In case you missed it, Claude Monet’s 170th birthday was yesterday, November 14. I think this occasion deserves a lot more than my little blog post, but I haven’t seen or heard anyone online, or anywhere actually, talk about the anniversary of Monet’s birth. Now maybe they celebrated it with birthday parties at Musee d’Orsay or Giverny and I’m just not aware of it.
Anyway, I decided to list just a few brief facts about his life in homage to the great painter:
- Oscar Claude Monet was Born November 14, 1840, in Paris to Claude and Louise.
- The family moved to Le Havre in 1845, a seacoast town on the English Channel, where Monet studies at the art school and later becomes known as a caricaturist, well enough to earn a living even as a teenager.
- Monet studies oil painting under the tutelage of Eugene Boudin in 1857.

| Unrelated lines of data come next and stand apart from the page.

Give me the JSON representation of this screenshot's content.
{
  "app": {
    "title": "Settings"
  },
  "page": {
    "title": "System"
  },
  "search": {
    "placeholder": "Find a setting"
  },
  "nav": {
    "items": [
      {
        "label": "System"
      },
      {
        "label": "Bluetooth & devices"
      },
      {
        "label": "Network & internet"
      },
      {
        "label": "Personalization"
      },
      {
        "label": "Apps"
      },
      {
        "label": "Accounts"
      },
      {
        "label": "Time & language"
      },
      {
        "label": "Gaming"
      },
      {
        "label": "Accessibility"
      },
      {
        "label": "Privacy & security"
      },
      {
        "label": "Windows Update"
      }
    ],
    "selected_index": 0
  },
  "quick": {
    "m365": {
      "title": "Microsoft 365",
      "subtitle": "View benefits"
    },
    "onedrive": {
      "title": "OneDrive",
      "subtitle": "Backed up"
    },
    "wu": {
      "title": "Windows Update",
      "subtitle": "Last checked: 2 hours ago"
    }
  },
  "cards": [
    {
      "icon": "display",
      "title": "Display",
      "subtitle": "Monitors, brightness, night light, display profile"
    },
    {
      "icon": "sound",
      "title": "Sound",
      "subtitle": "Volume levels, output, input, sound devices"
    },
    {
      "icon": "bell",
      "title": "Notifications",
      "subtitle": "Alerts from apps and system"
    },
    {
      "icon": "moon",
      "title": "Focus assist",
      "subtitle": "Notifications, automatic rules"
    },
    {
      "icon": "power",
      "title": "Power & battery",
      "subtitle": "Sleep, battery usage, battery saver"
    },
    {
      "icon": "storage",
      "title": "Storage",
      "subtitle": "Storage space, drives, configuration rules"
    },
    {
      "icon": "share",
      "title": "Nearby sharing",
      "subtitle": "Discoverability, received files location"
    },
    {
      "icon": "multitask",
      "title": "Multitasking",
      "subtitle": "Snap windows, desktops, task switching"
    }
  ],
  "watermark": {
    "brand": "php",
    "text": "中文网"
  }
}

- By 1862 Monet lives in Paris and is a student in Charles Gleyre’s art school along with fellow painters Pierre-August Renoir, Frederic Bazille, and Alfred Sisley. It was here these painters experimented with plein air painting and loose, open brushwork.
- Monet paints Impression: Sunrise, a painting of the port at Le Havre, in 1872.
- Several of the “new” painters hold their first exhibition in 1874, including Impression: Sunrise, which provides the name for Impressionism and the modern era of painting.
- In the 1870s Monet paints what were to become some of his most famous paintings including The Bridge at Argenteuil, Poppies Blooming, Saint Lazare Train Station, and Woman With a Parasol, just to name a few.
- In 1883 Monet, his second wife, and family move to Giverny.
- In the 1880s and 1890s Monet experiments with painting the changing daylight in several series of paintings including Haystacks and Rouen Cathedral.
- In later life in the first two decades of the 20th century Monet devotes his energy to his gardens at Giverny and painting perhaps his most famous paintings of water lilies, ponds, and his well-known bridge.
- Claude Monet dies December 5, 1926.
I believe Monet’s impact on the world of art and painting is immeasurable. Just think about it, without Monet and Impressionism what would today’s art world look like?